REPORT: Stand to attention: Prayut reminds officials about ceremonial etiquette
By ATTAYUTH BOOTSRIPOOM
Prime Minister General Prayut Chan-o-cha poises to later this week inspect and train state officials at the Government House so they could accurately perform the hand salute.
move was inspired by the July 9 incident incident when Prayut, while presiding over the Bangkok's Din Daeng flat re-opening ceremony, spotted a male official wearing a uniform hat the wrong way.
Prayut, as a former military man, said civil servants’ hats should be worn in such a way that the back is higher than the front, which would then be at same level as the wearers’ eyes and thus shield them from the sun. He urged officials to wear the hats correctly in order to create a perfect and graceful look.
He also went on to explain the accurate way to perform the hand salute: men must stand up straight, without bending their back or legs, and raise their right hand sharply, with fingers and thumb extended straight and joined while looking straight ahead.

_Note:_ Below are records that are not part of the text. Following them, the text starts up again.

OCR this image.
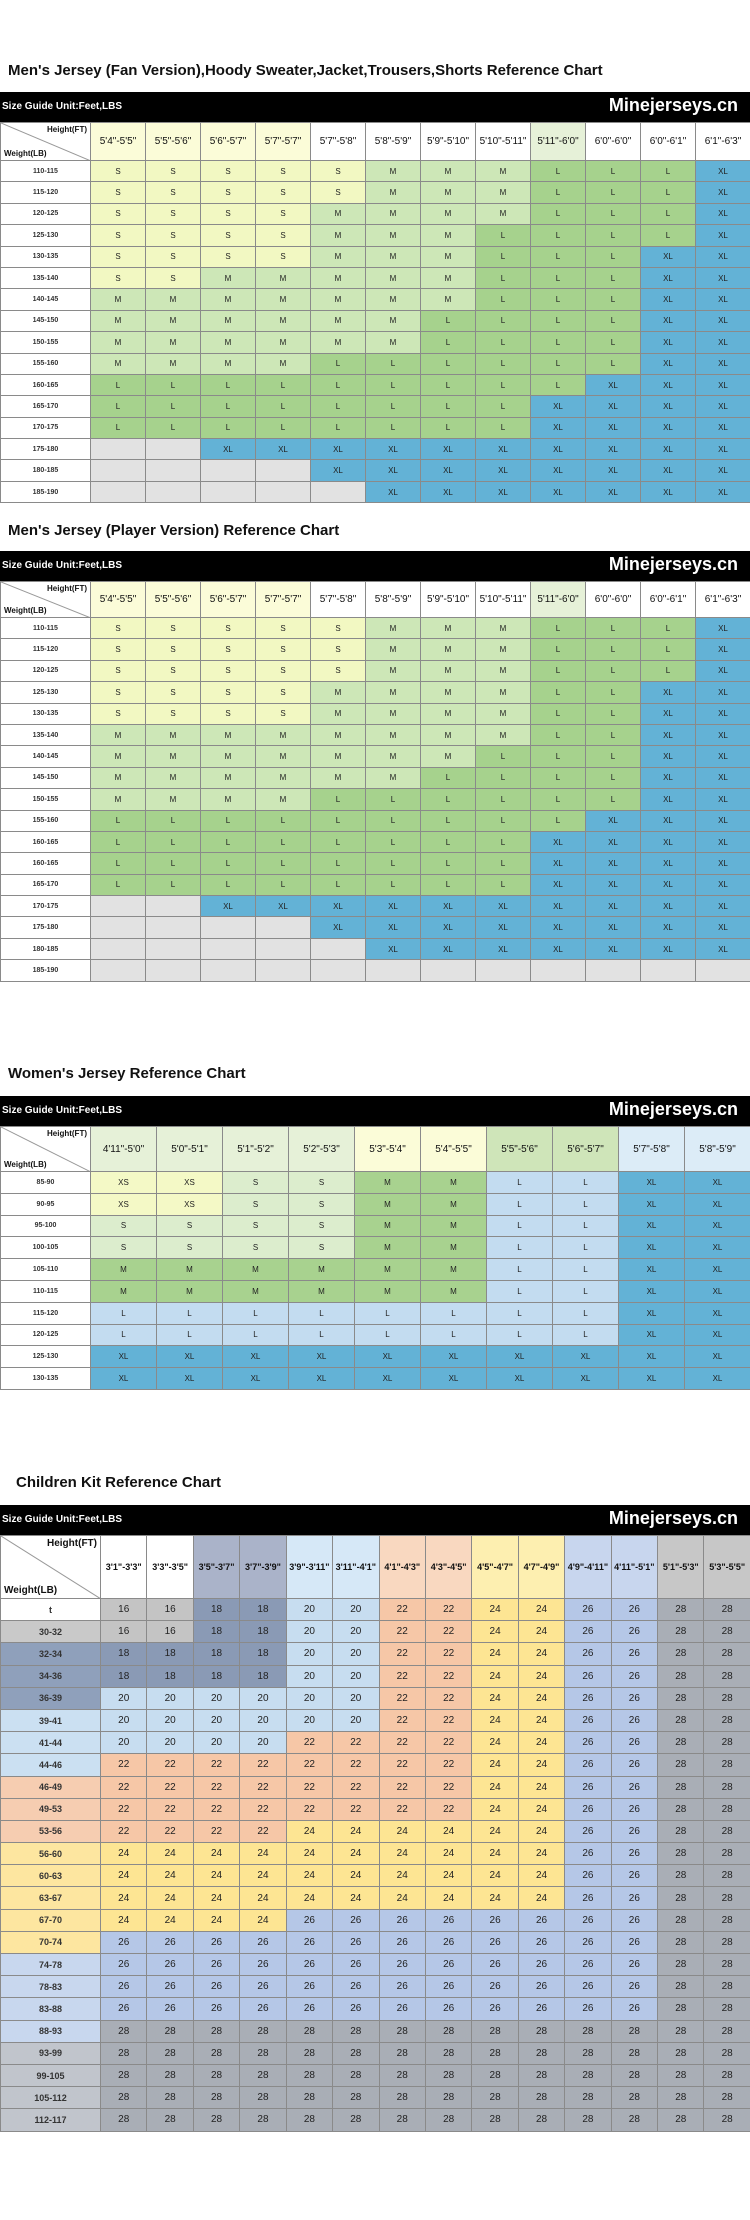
Men's Jersey (Fan Version),Hoody Sweater,Jacket,Trousers,Shorts Reference Chart
Size Guide Unit:Feet,LBS	Minejerseys.cn
Height(FT)
Weight(LB)	5'4"-5'5"	5'5"-5'6"	5'6"-5'7"	5'7"-5'7"	5'7"-5'8"	5'8"-5'9"	5'9"-5'10"	5'10"-5'11"	5'11"-6'0"	6'0"-6'0"	6'0"-6'1"	6'1"-6'3"
110-115	S	S	S	S	S	M	M	M	L	L	L	XL
115-120	S	S	S	S	S	M	M	M	L	L	L	XL
120-125	S	S	S	S	M	M	M	M	L	L	L	XL
125-130	S	S	S	S	M	M	M	L	L	L	L	XL
130-135	S	S	S	S	M	M	M	L	L	L	XL	XL
135-140	S	S	M	M	M	M	M	L	L	L	XL	XL
140-145	M	M	M	M	M	M	M	L	L	L	XL	XL
145-150	M	M	M	M	M	M	L	L	L	L	XL	XL
150-155	M	M	M	M	M	M	L	L	L	L	XL	XL
155-160	M	M	M	M	L	L	L	L	L	L	XL	XL
160-165	L	L	L	L	L	L	L	L	L	XL	XL	XL
165-170	L	L	L	L	L	L	L	L	XL	XL	XL	XL
170-175	L	L	L	L	L	L	L	L	XL	XL	XL	XL
175-180			XL	XL	XL	XL	XL	XL	XL	XL	XL	XL
180-185					XL	XL	XL	XL	XL	XL	XL	XL
185-190						XL	XL	XL	XL	XL	XL	XL
Men's Jersey (Player Version) Reference Chart
Size Guide Unit:Feet,LBS	Minejerseys.cn
Height(FT)
Weight(LB)	5'4"-5'5"	5'5"-5'6"	5'6"-5'7"	5'7"-5'7"	5'7"-5'8"	5'8"-5'9"	5'9"-5'10"	5'10"-5'11"	5'11"-6'0"	6'0"-6'0"	6'0"-6'1"	6'1"-6'3"
110-115	S	S	S	S	S	M	M	M	L	L	L	XL
115-120	S	S	S	S	S	M	M	M	L	L	L	XL
120-125	S	S	S	S	S	M	M	M	L	L	L	XL
125-130	S	S	S	S	M	M	M	M	L	L	XL	XL
130-135	S	S	S	S	M	M	M	M	L	L	XL	XL
135-140	M	M	M	M	M	M	M	M	L	L	XL	XL
140-145	M	M	M	M	M	M	M	L	L	L	XL	XL
145-150	M	M	M	M	M	M	L	L	L	L	XL	XL
150-155	M	M	M	M	L	L	L	L	L	L	XL	XL
155-160	L	L	L	L	L	L	L	L	L	XL	XL	XL
160-165	L	L	L	L	L	L	L	L	XL	XL	XL	XL
160-165	L	L	L	L	L	L	L	L	XL	XL	XL	XL
165-170	L	L	L	L	L	L	L	L	XL	XL	XL	XL
170-175			XL	XL	XL	XL	XL	XL	XL	XL	XL	XL
175-180					XL	XL	XL	XL	XL	XL	XL	XL
180-185						XL	XL	XL	XL	XL	XL	XL
185-190												
Women's Jersey Reference Chart
Size Guide Unit:Feet,LBS	Minejerseys.cn
Height(FT)
Weight(LB)	4'11"-5'0"	5'0"-5'1"	5'1"-5'2"	5'2"-5'3"	5'3"-5'4"	5'4"-5'5"	5'5"-5'6"	5'6"-5'7"	5'7"-5'8"	5'8"-5'9"
85-90	XS	XS	S	S	M	M	L	L	XL	XL
90-95	XS	XS	S	S	M	M	L	L	XL	XL
95-100	S	S	S	S	M	M	L	L	XL	XL
100-105	S	S	S	S	M	M	L	L	XL	XL
105-110	M	M	M	M	M	M	L	L	XL	XL
110-115	M	M	M	M	M	M	L	L	XL	XL
115-120	L	L	L	L	L	L	L	L	XL	XL
120-125	L	L	L	L	L	L	L	L	XL	XL
125-130	XL	XL	XL	XL	XL	XL	XL	XL	XL	XL
130-135	XL	XL	XL	XL	XL	XL	XL	XL	XL	XL
Children Kit Reference Chart
Size Guide Unit:Feet,LBS	Minejerseys.cn
Height(FT)
Weight(LB)	3'1"-3'3"	3'3"-3'5"	3'5"-3'7"	3'7"-3'9"	3'9"-3'11"	3'11"-4'1"	4'1"-4'3"	4'3"-4'5"	4'5"-4'7"	4'7"-4'9"	4'9"-4'11"	4'11"-5'1"	5'1"-5'3"	5'3"-5'5"
t	16	16	18	18	20	20	22	22	24	24	26	26	28	28
30-32	16	16	18	18	20	20	22	22	24	24	26	26	28	28
32-34	18	18	18	18	20	20	22	22	24	24	26	26	28	28
34-36	18	18	18	18	20	20	22	22	24	24	26	26	28	28
36-39	20	20	20	20	20	20	22	22	24	24	26	26	28	28
39-41	20	20	20	20	20	20	22	22	24	24	26	26	28	28
41-44	20	20	20	20	22	22	22	22	24	24	26	26	28	28
44-46	22	22	22	22	22	22	22	22	24	24	26	26	28	28
46-49	22	22	22	22	22	22	22	22	24	24	26	26	28	28
49-53	22	22	22	22	22	22	22	22	24	24	26	26	28	28
53-56	22	22	22	22	24	24	24	24	24	24	26	26	28	28
56-60	24	24	24	24	24	24	24	24	24	24	26	26	28	28
60-63	24	24	24	24	24	24	24	24	24	24	26	26	28	28
63-67	24	24	24	24	24	24	24	24	24	24	26	26	28	28
67-70	24	24	24	24	26	26	26	26	26	26	26	26	28	28
70-74	26	26	26	26	26	26	26	26	26	26	26	26	28	28
74-78	26	26	26	26	26	26	26	26	26	26	26	26	28	28
78-83	26	26	26	26	26	26	26	26	26	26	26	26	28	28
83-88	26	26	26	26	26	26	26	26	26	26	26	26	28	28
88-93	28	28	28	28	28	28	28	28	28	28	28	28	28	28
93-99	28	28	28	28	28	28	28	28	28	28	28	28	28	28
99-105	28	28	28	28	28	28	28	28	28	28	28	28	28	28
105-112	28	28	28	28	28	28	28	28	28	28	28	28	28	28
112-117	28	28	28	28	28	28	28	28	28	28	28	28	28	28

The feet must be so placed that the soles of the shoes are close together, with the toes pointing out at about 45 degrees. Prayut said that female officials, meanwhile, should bend both legs, with the left leg directly behind the right and on tip-toes, in order to perform a proper curtsy.

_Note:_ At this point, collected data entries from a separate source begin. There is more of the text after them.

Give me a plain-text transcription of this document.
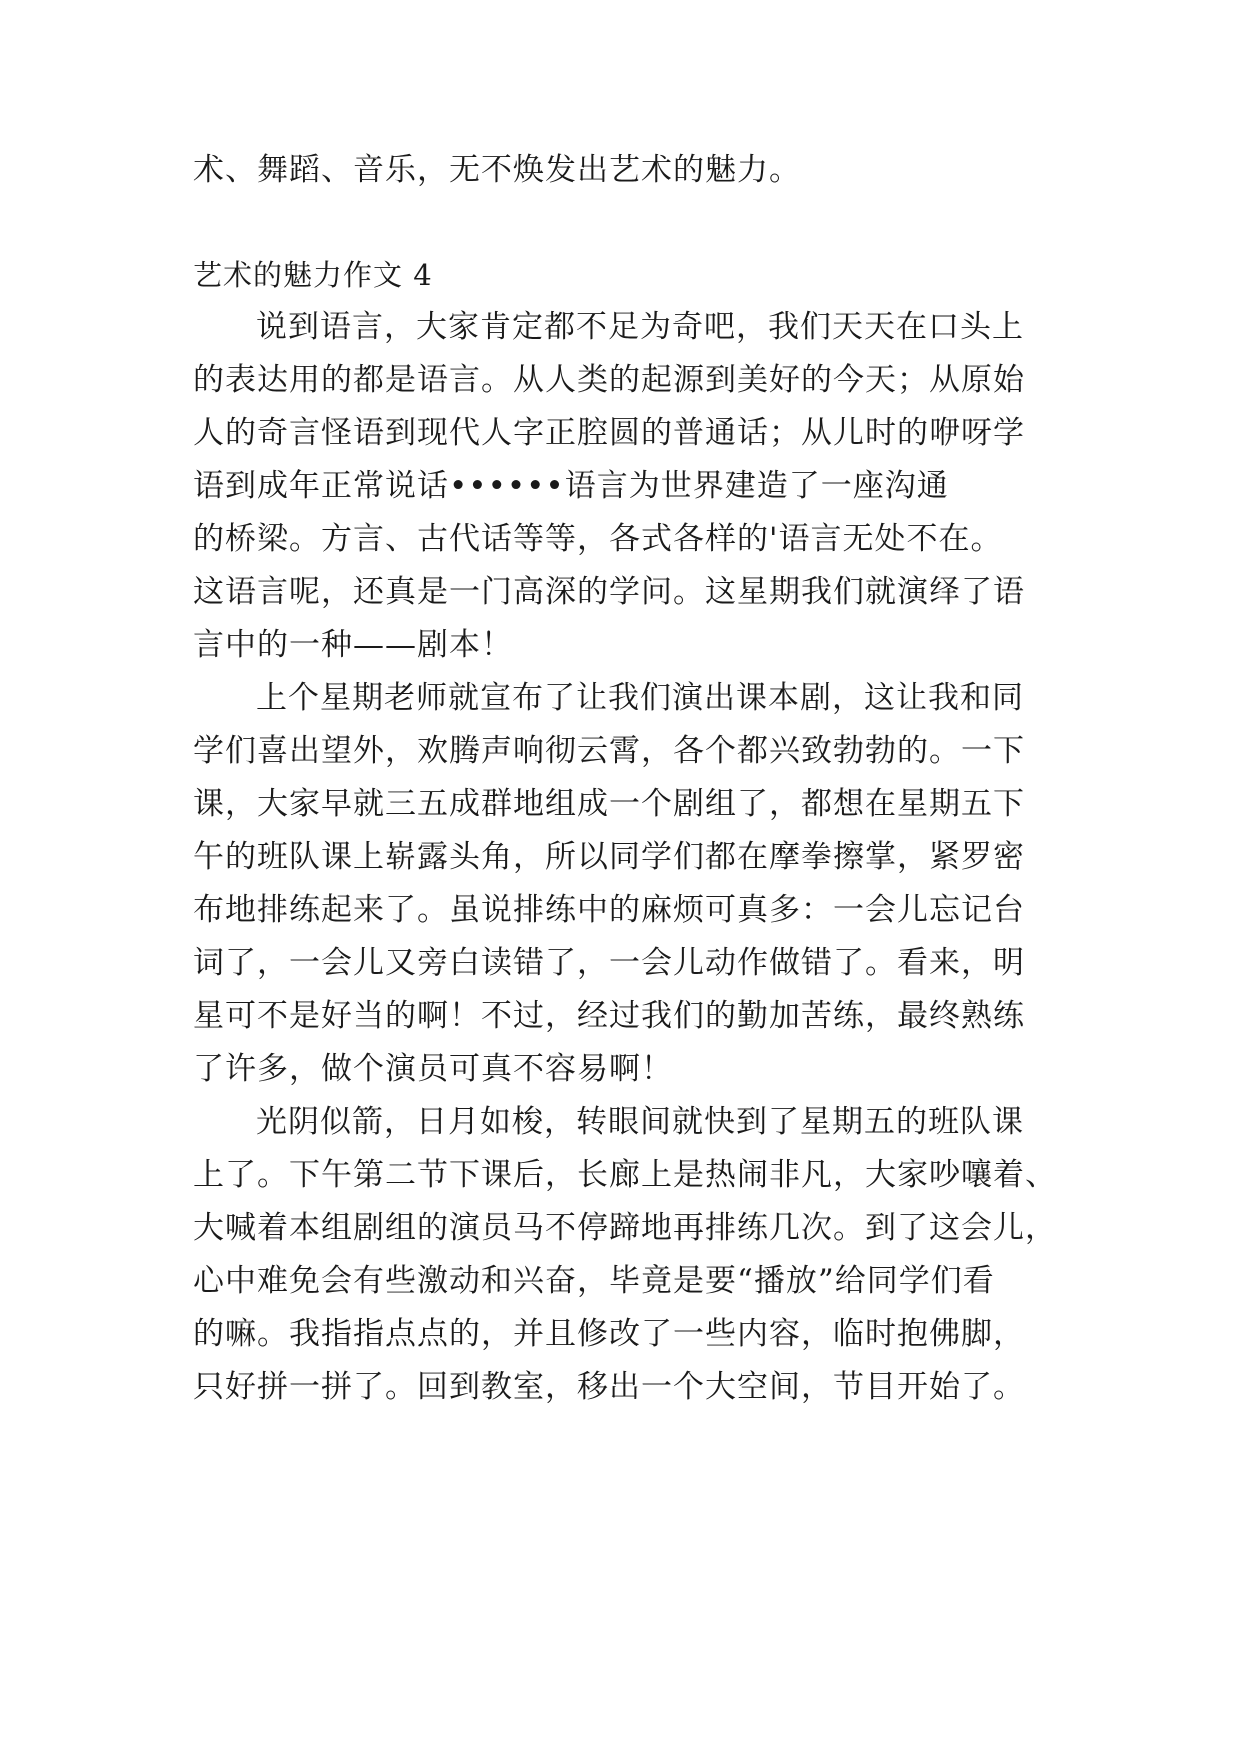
术、舞蹈、音乐，无不焕发出艺术的魅力。
艺术的魅力作文 4
说到语言，大家肯定都不足为奇吧，我们天天在口头上
的表达用的都是语言。从人类的起源到美好的今天；从原始
人的奇言怪语到现代人字正腔圆的普通话；从儿时的咿呀学
语到成年正常说话••••••语言为世界建造了一座沟通
的桥梁。方言、古代话等等，各式各样的'语言无处不在。
这语言呢，还真是一门高深的学问。这星期我们就演绎了语
言中的一种——剧本！
上个星期老师就宣布了让我们演出课本剧，这让我和同
学们喜出望外，欢腾声响彻云霄，各个都兴致勃勃的。一下
课，大家早就三五成群地组成一个剧组了，都想在星期五下
午的班队课上崭露头角，所以同学们都在摩拳擦掌，紧罗密
布地排练起来了。虽说排练中的麻烦可真多：一会儿忘记台
词了，一会儿又旁白读错了，一会儿动作做错了。看来，明
星可不是好当的啊！不过，经过我们的勤加苦练，最终熟练
了许多，做个演员可真不容易啊！
光阴似箭，日月如梭，转眼间就快到了星期五的班队课
上了。下午第二节下课后，长廊上是热闹非凡，大家吵嚷着、
大喊着本组剧组的演员马不停蹄地再排练几次。到了这会儿，
心中难免会有些激动和兴奋，毕竟是要“播放”给同学们看
的嘛。我指指点点的，并且修改了一些内容，临时抱佛脚，
只好拼一拼了。回到教室，移出一个大空间，节目开始了。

The origin of the perfect hand salute is not clearly stated although one account claims it dates back to Medieval times, when knights would lift their swords in salute to indicate a friendly gesture. Another account claims the tradition goes all the way back to the Ancient Greeks, when it was used to show that a person came in peace and without any weapon. Hand salutes during the Roman times would see military officers stretch out one hand in front to greet their superiors during inspection. The British Navy after World War I modified their original gesture of an outward open-hand salute to have the palm facing the ground. In fact, that “palm-down” salute has remained popular until the present day with officials in uniforms and hats.
According to a Thai military training handbook, a standard hand salute is performed like this: upon hearing the order to salute, soldiers must stand upright, look straight ahead, sharply raise their right hand with fingers and thumb extended straight and joined so that the tip of the index finger touches the rim of the hat/visor slightly to the right of the eye.
That is not all: the palm should be slightly open by 30 degrees towards the little finger. The upper right arm (humerus) should be out?stretched to the side on the same level as the shoulder with the lower right arm (radius) titled slightly forwards.